Une saison en enfer, 1873, l’Alliance typographique (M.-J. Poot et compagnie), imprimeur-éditeur à Bruxelles.

Arthur Rimbaud : biographie

Jean Nicolas Arthur Rimbaud est un poète français né le 20 octobre 1854 à Charleville-Mézières et mort le 10 novembre 1891 à Marseille. Il est connu pour son influence sur la littérature et les arts modernes, qui préfiguraient le surréalisme. Né à Charleville, il a commencé à écrire très jeune et a excellé en tant qu’étudiant, mais a abandonné son éducation formelle à l’adolescence pour s’enfuir de chez lui à Paris au milieu de la guerre franco-prussienne. Il a rédigé l’ensemble de ses écrits avant l’âge de 21 ans, âge à laquelle il a arrêté d’écrire. Il a vécu une grande partie de sa vie en Éthiopie et au Yémen (alors Abyssinie) où il s’est consacré au voyage, à l’exploration et au commerce.
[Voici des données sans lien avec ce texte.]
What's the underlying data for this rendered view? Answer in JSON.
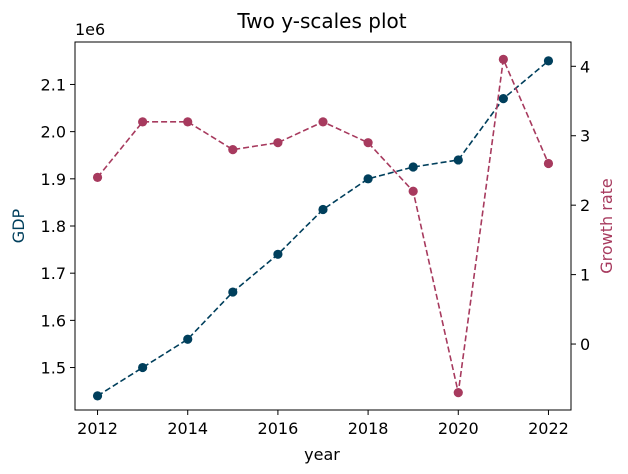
{
  "chart_data": {
    "type": "line",
    "title": "Two y-scales plot",
    "xlabel": "year",
    "x": [
      2012,
      2013,
      2014,
      2015,
      2016,
      2017,
      2018,
      2019,
      2020,
      2021,
      2022
    ],
    "x_ticks": [
      "2012",
      "2014",
      "2016",
      "2018",
      "2020",
      "2022"
    ],
    "xlim": [
      2011.5,
      2022.5
    ],
    "grid": false,
    "legend": "none",
    "left_axis": {
      "label": "GDP",
      "offset_text": "1e6",
      "ylim": [
        1.41,
        2.19
      ],
      "ticks": [
        "1.5",
        "1.6",
        "1.7",
        "1.8",
        "1.9",
        "2.0",
        "2.1"
      ],
      "color": "#003f5c"
    },
    "right_axis": {
      "label": "Growth rate",
      "ylim": [
        -0.95,
        4.35
      ],
      "ticks": [
        "0",
        "1",
        "2",
        "3",
        "4"
      ],
      "color": "#a73a5e"
    },
    "series": [
      {
        "axis": "left",
        "color": "#003f5c",
        "line_style": "dashed",
        "marker": "circle",
        "values": [
          1.44,
          1.5,
          1.56,
          1.66,
          1.74,
          1.835,
          1.9,
          1.925,
          1.94,
          2.07,
          2.15
        ]
      },
      {
        "axis": "right",
        "color": "#a73a5e",
        "line_style": "dashed",
        "marker": "circle",
        "values": [
          2.4,
          3.2,
          3.2,
          2.8,
          2.9,
          3.2,
          2.9,
          2.2,
          -0.7,
          4.1,
          2.6
        ]
      }
    ]
  }
}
Une saison en enfer : présentation

Une saison en enfer est un recueil de poème en prose écrit par Arthur Rimbaud au courant de l’année 1873. Il s’agit d’une prodigieuse autobiographie psychologique. Rimbaud donne aux lecteurs à partager ses craintes, ses désirs, ses déceptions, ses combats intérieurs, mais aussi son histoire personnelle et celle de son peuple dont il est une conclusion. Dans ce poème, c’est comme-ci Rimbaud avait, en permanence, pointé sur lui (sur son âme) une caméra. Il se met à nu.
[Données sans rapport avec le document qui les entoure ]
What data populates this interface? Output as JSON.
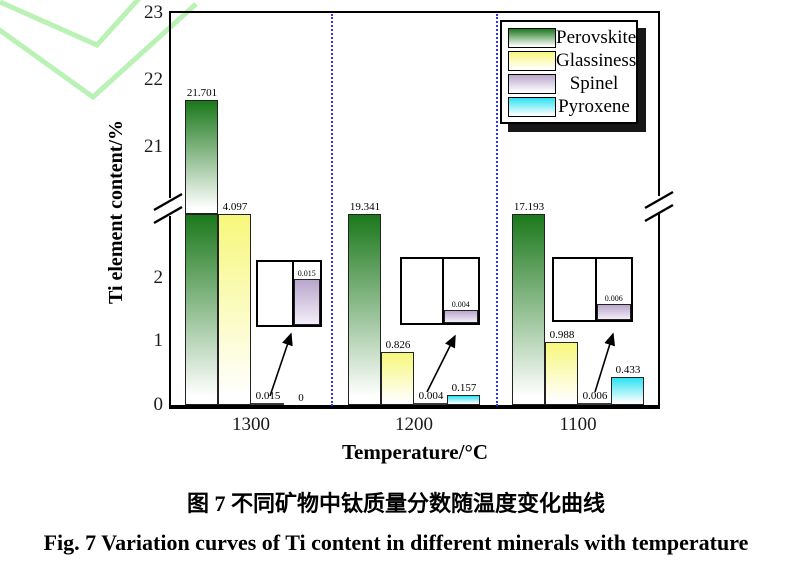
{
  "figure": {
    "caption_zh": "图 7 不同矿物中钛质量分数随温度变化曲线",
    "caption_en": "Fig. 7  Variation curves of Ti content in different minerals with temperature"
  },
  "chart_data": {
    "type": "bar",
    "title": "",
    "xlabel": "Temperature/°C",
    "ylabel": "Ti element content/%",
    "categories": [
      "1300",
      "1200",
      "1100"
    ],
    "series": [
      {
        "name": "Perovskite",
        "color": "#1b781b",
        "values": [
          21.701,
          19.341,
          17.193
        ]
      },
      {
        "name": "Glassiness",
        "color": "#f7f77c",
        "values": [
          4.097,
          0.826,
          0.988
        ]
      },
      {
        "name": "Spinel",
        "color": "#b9a6cc",
        "values": [
          0.015,
          0.004,
          0.006
        ]
      },
      {
        "name": "Pyroxene",
        "color": "#2de2f2",
        "values": [
          0,
          0.157,
          0.433
        ]
      }
    ],
    "axis_break": {
      "lower_range": [
        0,
        3
      ],
      "upper_range": [
        20,
        23
      ]
    },
    "yticks_lower": [
      0,
      1,
      2
    ],
    "yticks_upper": [
      21,
      22,
      23
    ],
    "legend_position": "top-right",
    "group_separator_color": "#3434ee",
    "insets": {
      "description": "magnified views of Spinel bars",
      "values": [
        0.015,
        0.004,
        0.006
      ]
    },
    "grid": false
  }
}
Le poème Mauvais sang (Une saison en enfer) : présentation

Mauvais sang est le deuxième poème du recueil  » Une saison en enfer  » écrit par Rimbaud entre avril et août 1873. C’est le plus long des poèmes du recueil. Le poème fait 1 975 mots, il est écrit sur la forme de la prose. Le poème est rédigé en trois temps ; dans le premier temps Rimbaud retrace sa généalogie, celle de ses ancêtres. Dans un deuxième temps, le poète parle de son existence personnelle : son enfance, son rapport actuel à son identité (coupé par une interlude dans un passé fantasmé) ; enfin dans le troisième temps, Rimbaud parle de l’avenir, enfin d’une possibilité d’avenir pour lui, qui devrait lui permettre de se réconcilier avec lui-même.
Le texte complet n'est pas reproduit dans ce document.